Alix avait l’œil sec. Elle appela sur sa lèvre un de ces sourires tout imprégnés de courageuse souffrance qui font aux faibles frayeur et compassion, tant ils accusent de douleur et de force.

— Donne-moi ta main, enfant, dit-elle. Il est à toi… je ne l’aime plus !

— Mais lui ?…

— Il ne m’a jamais aimée ! Tiens ! je te sacrifie mon dernier souvenir.

À ces mots, elle passa au coup de Didier endormi la médaille de cuivre qu’elle avait prise à Lapierre la nuit où celui-ci avait tenté d’assassiner le jeune capitaine dans les rues de Rennes. Marie n’eut point le temps de voir en quoi consistait cette offrande, car Alix reprit aussitôt avec énergie :

— À l’œuvre, maintenant, ma fille ! Il faut que Didier s’éveille hors de la maison de mon père.

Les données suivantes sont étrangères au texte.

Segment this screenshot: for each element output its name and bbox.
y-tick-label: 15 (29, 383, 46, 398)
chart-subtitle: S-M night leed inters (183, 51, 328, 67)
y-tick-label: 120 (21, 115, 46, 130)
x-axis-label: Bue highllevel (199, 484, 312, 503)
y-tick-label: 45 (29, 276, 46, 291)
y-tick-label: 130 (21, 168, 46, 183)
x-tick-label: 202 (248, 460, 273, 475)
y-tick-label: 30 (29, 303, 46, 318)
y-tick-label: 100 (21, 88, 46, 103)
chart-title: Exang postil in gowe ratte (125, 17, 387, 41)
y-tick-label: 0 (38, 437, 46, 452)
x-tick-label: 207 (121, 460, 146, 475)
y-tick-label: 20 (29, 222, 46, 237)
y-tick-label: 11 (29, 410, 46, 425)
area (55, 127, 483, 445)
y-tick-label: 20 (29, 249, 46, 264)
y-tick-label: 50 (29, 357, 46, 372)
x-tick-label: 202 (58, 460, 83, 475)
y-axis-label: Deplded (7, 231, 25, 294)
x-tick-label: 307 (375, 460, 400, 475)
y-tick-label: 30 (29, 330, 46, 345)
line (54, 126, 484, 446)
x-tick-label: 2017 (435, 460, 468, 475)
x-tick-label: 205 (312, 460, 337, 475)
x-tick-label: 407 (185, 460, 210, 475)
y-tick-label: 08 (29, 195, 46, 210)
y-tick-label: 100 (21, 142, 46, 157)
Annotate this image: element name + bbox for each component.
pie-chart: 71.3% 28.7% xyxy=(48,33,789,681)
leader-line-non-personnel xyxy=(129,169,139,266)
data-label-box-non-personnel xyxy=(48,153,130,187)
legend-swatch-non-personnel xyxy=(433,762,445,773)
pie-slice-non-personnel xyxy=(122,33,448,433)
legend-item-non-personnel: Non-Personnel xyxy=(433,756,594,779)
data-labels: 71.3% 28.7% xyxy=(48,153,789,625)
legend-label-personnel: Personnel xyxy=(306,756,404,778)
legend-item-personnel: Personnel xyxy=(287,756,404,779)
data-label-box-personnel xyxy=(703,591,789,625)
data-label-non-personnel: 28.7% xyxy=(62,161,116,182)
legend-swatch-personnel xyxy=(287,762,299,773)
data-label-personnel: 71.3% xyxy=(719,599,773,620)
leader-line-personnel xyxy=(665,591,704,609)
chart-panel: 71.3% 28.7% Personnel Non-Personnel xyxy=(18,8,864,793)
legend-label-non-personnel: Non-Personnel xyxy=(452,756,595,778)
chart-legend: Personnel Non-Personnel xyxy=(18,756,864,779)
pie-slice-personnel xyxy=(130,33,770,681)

Alix, avec une vigueur dont nul n’aurait pu la croire capable, surtout en ce moment où elle venait de quitter le lit où la clouait la fièvre, souleva les épaules de Didier et fit signe à Marie de prendre le capitaine par les pieds. Marie obéit passivement, comme un enfant qui suit, sans les discuter, les ordres de son maître. La couverture fut passée sous le corps de Didier, et les deux jeunes filles la prenant par les quatre coins, comme une civière, enlevèrent leur vivant fardeau.

Elles fléchissaient sous le poids. Néanmoins, elles s’engagèrent résolument dans les longs corridors de la Tremlays. De toutes parts, on entendait les rires et les chants des Loups qui, par bonheur, sérieusement occupés à boire, ne troublèrent point la retraite des deux jeunes filles. Elles traversèrent sans obstacle les sombres galeries du château, et arrivèrent au seuil de la cour, où elles déposèrent le capitaine, afin de reprendre haleine.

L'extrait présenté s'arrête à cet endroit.